Des interviews avec des travailleurs migrants suggèrent que l’exploitation dans le secteur logistique est répandue et va au-delà d’un seul homme.

Les travailleurs migrants « sont particulièrement vulnérables à l’exploitation dans le secteur logistique », a affirmé Massimo Pedretti, syndicaliste de l’Union des syndicats de base.

« C’est une forme d’exploitation non rapportée et subtile qui reste omniprésente et tolérée en raison de sa fonctionnalité économique », a ajouté Pedretti.

Depuis 2003, des lois affaiblissant les protections des travailleurs ont permis au secteur logistique de s’appuyer fortement sur la sous-traitance.

Appel à la réforme législative

Des experts en migration affirment que le droit italien laisse les travailleurs migrants vulnérables à l’exploitation.

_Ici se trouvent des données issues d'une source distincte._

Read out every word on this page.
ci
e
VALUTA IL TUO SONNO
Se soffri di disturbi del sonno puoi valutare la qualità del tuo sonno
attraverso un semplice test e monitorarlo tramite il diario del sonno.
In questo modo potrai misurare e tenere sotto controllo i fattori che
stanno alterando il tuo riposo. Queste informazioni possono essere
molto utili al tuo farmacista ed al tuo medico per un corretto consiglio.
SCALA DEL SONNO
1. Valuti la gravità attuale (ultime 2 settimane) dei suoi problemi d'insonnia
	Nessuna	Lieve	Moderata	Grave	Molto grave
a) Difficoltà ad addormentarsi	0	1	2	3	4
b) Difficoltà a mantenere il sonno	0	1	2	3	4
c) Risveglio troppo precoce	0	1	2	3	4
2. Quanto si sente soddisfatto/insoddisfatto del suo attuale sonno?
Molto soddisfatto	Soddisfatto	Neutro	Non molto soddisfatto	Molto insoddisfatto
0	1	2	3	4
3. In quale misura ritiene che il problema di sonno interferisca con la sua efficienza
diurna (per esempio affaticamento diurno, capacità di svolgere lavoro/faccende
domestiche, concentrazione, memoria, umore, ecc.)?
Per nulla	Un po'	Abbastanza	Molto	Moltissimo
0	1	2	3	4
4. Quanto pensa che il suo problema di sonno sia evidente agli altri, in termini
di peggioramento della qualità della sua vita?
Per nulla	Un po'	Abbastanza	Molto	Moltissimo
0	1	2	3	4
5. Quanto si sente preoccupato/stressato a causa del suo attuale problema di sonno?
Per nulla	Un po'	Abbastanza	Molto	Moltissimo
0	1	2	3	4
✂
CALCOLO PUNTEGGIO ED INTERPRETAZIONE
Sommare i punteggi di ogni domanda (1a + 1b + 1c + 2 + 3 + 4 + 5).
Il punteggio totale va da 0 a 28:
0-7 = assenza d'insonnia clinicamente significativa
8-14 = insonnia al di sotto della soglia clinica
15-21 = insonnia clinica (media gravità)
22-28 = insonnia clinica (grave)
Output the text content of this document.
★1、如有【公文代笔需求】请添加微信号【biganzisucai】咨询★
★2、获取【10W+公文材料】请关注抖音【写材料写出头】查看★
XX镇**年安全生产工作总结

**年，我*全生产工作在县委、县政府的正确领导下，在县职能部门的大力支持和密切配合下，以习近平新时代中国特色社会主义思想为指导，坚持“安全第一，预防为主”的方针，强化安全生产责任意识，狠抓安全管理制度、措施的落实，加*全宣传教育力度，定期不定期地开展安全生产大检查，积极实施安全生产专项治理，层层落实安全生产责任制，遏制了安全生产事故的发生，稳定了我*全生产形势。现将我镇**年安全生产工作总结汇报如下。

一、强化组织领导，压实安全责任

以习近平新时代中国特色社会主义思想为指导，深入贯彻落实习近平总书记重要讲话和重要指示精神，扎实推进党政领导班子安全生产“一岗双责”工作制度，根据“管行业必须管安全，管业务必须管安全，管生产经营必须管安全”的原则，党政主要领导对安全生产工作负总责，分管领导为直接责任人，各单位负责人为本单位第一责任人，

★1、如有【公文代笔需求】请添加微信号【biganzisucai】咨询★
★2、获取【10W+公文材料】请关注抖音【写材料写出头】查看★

Le Premier ministre italien, Giorgia Meloni, a exprimé son inquiétude face à l’exploitation des travailleurs migrants indiens et a appelé à un meilleur contrôle des autorités.

Le gouvernement de Meloni n’a cependant pas pris de mesures concrètes pour améliorer la situation, selon des organisations qui défendent les droits des migrants.

« La solution la plus simple serait de permettre aux migrants d’obtenir un visa pour chercher du travail en Italie. Nous demandons aux politiques de faire ce changement depuis 20 ans », a déclaré l’Association pour les études juridiques sur l’immigration.